Quem vê Manoel dos Santos, de 53 anos, realizando o trabalho de limpeza urbana diariamente nas ruas da capital, não imagina o exímio artista que se esconde atrás do uniforme laranja padrão. O gari de Goiânia foi selecionado recentemente para representar a cidade na famosa exposição da 14ª Bienal Naïfs do Brasil, em São Paulo, e não é à toa.
Funcionário da Companhia de Urbanização de Goiânia (COMURG), Manoel passou no concurso da empresa em 2006. Antes, Manoel, que nasceu e foi criado em Goiânia, trabalhava como metalúrgico, mas sua real vocação era outra. “Aos 16 anos eu pintei meu primeiro quadro, de forma improvisada. Eu chegava do colégio todos os dias e ficava olhando para a pintura”, conta, em entrevista ao Portal Dia Online.
Manoel não tem instrução superior, aprendeu tudo o que sabe sobre arte por conta própria. Ele se considera primitivista, mas, segundo ele, tem influência de mestres clássicos da arte. “Sempre me espelhei em nomes como Antonio Poteiro, Picasso, entre outros”, revela.
A obra escolhida para representar Goiânia na 14ª Bienal Naïf em São Paulo é o acrílico sobre tela “Ajuda Nois Humanos”, pintado nas dimensões 60×80 cm e que passou pelo crivo de avaliadores especialistas em artes. A comissão recebeu quase 1200 trabalhos, inscritos por 583 artistas. Entretanto, essa não é a primeira exposição ou premiação que Manoel participa.
O artista ganhou o primeiro lugar numa premiação artística promovida pela Toctao Engenharia em Goiás, e levou o terceiro lugar num concurso realizado pela Telebrás.
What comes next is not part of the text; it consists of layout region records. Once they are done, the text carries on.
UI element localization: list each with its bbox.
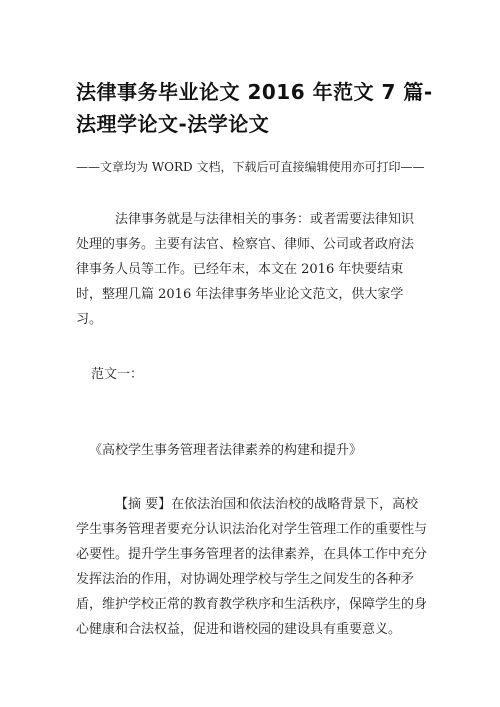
paper-title: 《高校学生事务管理者法律素养的构建和提升》 [89,443,363,458]
abstract-tag: 【摘 要】 [115,497,172,512]
abstract-text: 在依法治国和依法治校的战略背景下，高校学生事务管理者要充分认识法治化对学生管理工作的重要性与必要性。提升学生事务管理者的法律素养，在具体工作中充分发挥法治的作用，对协调处理学校与学生之间发生的各种矛盾，维护学校正常的教育教学秩序和生活秩序，保障学生的身心健康和合法权益，促进和谐校园的建设具有重要意义。 [76,497,428,637]
intro-paragraph: 法律事务就是与法律相关的事务：或者需要法律知识处理的事务。主要有法官、检察官、律师、公司或者政府法律事务人员等工作。已经年末，本文在 2016 年快要结束时，整理几篇 2016 年法律事务毕业论文范文，供大家学习。 [76,212,415,327]
abstract-paragraph [76,492,430,642]
section-label: 范文一： [91,367,144,382]
document-title: 法律事务毕业论文 2016 年范文 7 篇-法理学论文-法学论文 [76,80,433,136]
format-notice: ——文章均为 WORD 文档，下载后可直接编辑使用亦可打印—— [76,160,425,174]
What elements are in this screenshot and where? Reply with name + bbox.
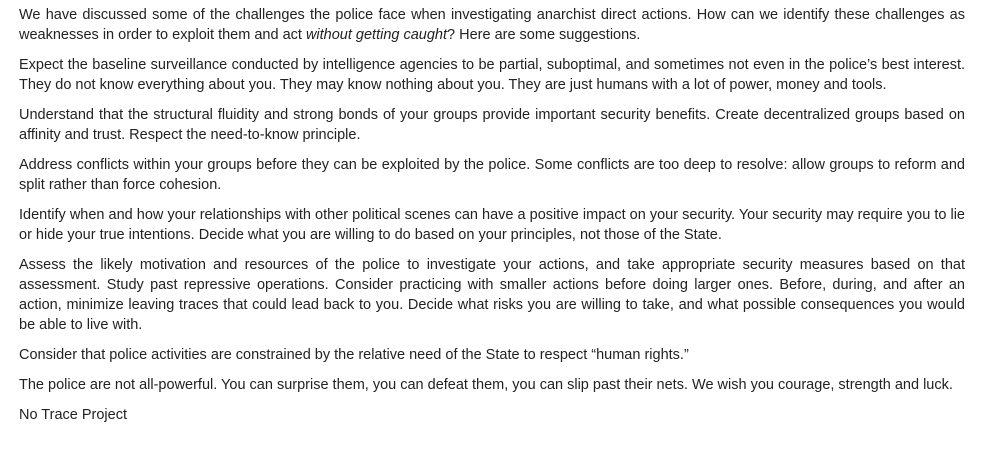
paragraph-group-structure: Understand that the structural fluidity and strong bonds of your groups provide important security benefits. Create decentralized groups based on affinity and trust. Respect the need-to-know principle. (19, 107, 965, 143)
paragraph-political-scenes: Identify when and how your relationships with other political scenes can have a positive impact on your security. Your security may require you to lie or hide your true intentions. Decide what you are willing to do based on your principles, not those of the State. (19, 207, 965, 243)
paragraph-assess-police: Assess the likely motivation and resources of the police to investigate your actions, and take appropriate security measures based on that assessment. Study past repressive operations. Consider practicing with smaller actions before doing larger ones. Before, during, and after an action, minimize leaving traces that could lead back to you. Decide what risks you are willing to take, and what possible consequences you would be able to live with. (19, 257, 965, 333)
paragraph-group-conflicts: Address conflicts within your groups before they can be exploited by the police. Some conflicts are too deep to resolve: allow groups to reform and split rather than force cohesion. (19, 157, 965, 193)
intro-text-start: We have discussed some of the challenges the police face when investigating anarchist direct actions. How can we identify these challenges as weaknesses in order to exploit them and act (19, 7, 965, 43)
paragraph-human-rights: Consider that police activities are constrained by the relative need of the State to respect “human rights.” (19, 347, 689, 363)
article-body (19, 5, 965, 435)
intro-paragraph (19, 5, 965, 45)
paragraph-baseline-surveillance: Expect the baseline surveillance conducted by intelligence agencies to be partial, suboptimal, and sometimes not even in the police’s best interest. They do not know everything about you. They may know nothing about you. They are just humans with a lot of power, money and tools. (19, 57, 965, 93)
signature: No Trace Project (19, 407, 127, 423)
paragraph-closing: The police are not all-powerful. You can surprise them, you can defeat them, you can slip past their nets. We wish you courage, strength and luck. (19, 377, 953, 393)
intro-text-end: ? Here are some suggestions. (447, 27, 641, 43)
intro-emphasis: without getting caught (305, 27, 448, 43)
O estilo primitivista de Manoel se volta para a fauna e flora, além de casos relacionados a ela. O quadro “Ajuda Nois Humanos”, que estará em exposição em São Paulo, faz referência à epidemia de febre amarela que assolou Goiás há algum tempo (e que ainda tem vestígios dela), e a matança indiscriminada de macacos que ocorreu na época, impulsionada pela ignorância de alguns que pensavam ser o animal transmissor da doença.
A pintura não é a única especialidade de Manoel. O artista também faz esculturas, e tem seu próprio ateliê montado nos fundos de sua residência. “Tudo relacionado à arte eu estou dentro. Pinturas, esculturas. Tenho meu ateliê, que eu mesmo montei. Não é uma grande coisa, mas sempre quando volto pra casa, posso ver meu quadros lá, no mesmo lugar”, conta.
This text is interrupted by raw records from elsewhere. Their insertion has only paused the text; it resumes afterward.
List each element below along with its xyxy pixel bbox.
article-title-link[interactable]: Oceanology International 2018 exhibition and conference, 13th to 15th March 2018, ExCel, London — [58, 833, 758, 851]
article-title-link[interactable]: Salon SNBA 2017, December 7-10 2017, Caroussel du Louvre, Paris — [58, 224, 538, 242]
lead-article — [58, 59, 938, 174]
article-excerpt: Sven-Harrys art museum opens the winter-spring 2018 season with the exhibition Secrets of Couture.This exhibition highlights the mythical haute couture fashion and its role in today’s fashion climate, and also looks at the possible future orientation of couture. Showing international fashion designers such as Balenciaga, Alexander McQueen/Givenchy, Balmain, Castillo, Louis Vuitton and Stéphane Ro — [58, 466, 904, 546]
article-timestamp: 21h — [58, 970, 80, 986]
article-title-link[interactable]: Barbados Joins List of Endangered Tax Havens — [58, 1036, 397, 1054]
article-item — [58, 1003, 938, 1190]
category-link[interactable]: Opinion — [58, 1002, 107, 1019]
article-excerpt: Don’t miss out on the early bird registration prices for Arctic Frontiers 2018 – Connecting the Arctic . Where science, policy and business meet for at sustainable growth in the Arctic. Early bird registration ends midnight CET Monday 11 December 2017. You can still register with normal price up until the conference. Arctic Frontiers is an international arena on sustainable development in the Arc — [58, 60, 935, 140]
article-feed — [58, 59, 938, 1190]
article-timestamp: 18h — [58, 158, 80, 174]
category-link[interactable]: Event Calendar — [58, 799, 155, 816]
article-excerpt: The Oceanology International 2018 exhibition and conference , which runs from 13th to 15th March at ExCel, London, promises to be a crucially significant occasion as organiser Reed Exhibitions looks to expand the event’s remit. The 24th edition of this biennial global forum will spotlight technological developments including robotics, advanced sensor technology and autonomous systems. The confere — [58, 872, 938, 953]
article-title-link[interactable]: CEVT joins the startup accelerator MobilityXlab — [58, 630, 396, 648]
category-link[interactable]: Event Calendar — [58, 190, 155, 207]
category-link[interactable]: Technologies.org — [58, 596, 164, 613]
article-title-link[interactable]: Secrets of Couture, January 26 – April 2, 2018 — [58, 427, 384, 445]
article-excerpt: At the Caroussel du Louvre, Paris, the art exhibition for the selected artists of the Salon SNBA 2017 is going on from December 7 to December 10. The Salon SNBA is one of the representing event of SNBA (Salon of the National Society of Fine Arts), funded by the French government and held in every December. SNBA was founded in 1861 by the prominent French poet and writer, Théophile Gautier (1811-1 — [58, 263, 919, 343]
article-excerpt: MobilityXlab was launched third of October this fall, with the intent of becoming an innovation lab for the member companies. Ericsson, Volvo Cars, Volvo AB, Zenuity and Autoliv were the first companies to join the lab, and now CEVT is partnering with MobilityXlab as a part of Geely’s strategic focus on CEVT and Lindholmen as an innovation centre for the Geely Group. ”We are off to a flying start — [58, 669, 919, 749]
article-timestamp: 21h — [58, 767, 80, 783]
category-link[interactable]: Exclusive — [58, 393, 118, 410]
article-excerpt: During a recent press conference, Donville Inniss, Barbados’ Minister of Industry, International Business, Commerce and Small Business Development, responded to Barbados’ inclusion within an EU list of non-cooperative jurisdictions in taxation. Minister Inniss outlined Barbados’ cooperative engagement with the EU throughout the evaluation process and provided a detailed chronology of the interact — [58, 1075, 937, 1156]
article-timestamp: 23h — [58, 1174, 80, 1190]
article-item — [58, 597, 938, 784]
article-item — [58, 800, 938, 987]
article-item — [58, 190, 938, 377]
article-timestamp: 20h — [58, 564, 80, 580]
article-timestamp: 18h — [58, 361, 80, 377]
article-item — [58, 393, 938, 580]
Manoel relata ainda que sempre teve o apoio da esposa e dos dois filhos, um rapaz de 18 anos e uma moça de 22, que já demonstram ter a veia artística do pai. “Minha filha toca violão, e meu filho é quase especialista em cinema”.
Segundo o pintor, escultor e gari, os detalhes para uma exposição de sua obra estão sendo acertados com o Hospital Alberto Rassi
A Bienal Naïfs
Originada das mostras anuais realizadas pelo Sesc Piracicaba de 1986 a 1991, a Bienal teve sua primeira edição em 1992 na mesma cidade. Desde então, consolidou-se como uma referência para aqueles que possuem algum vínculo com sua proposta, voltada para as expressões artísticas de caráter popular, autodidata e espontâneo.
Atualmente, a seleção dos artistas participantes ocorre via edital aberto, bem como por convite, a partir da formação de uma comissão composta por curadores, artistas e pesquisadores. Seus principais objetivos são incentivar a produção artística popular e oferecer espaço para sua apreciação, além de estimular o pensamento crítico a seu respeito.
“Naïf” é um termo de origem francesa, derivado do latim nativus. Sugere algo natural, ingênuo, espontâneo, tendo sido utilizado originalmente no campo das artes para descrever a pintura e as propostas do artista modernista francês Henri Rousseau (1844-1910).
A adoção do termo pela Bienal, no plural e desvinculado da palavra “arte”, evidencia seu foco no artista e em suas manifestações diversas e múltiplas, deixando em aberto os possíveis significados e características do que é ser naïf.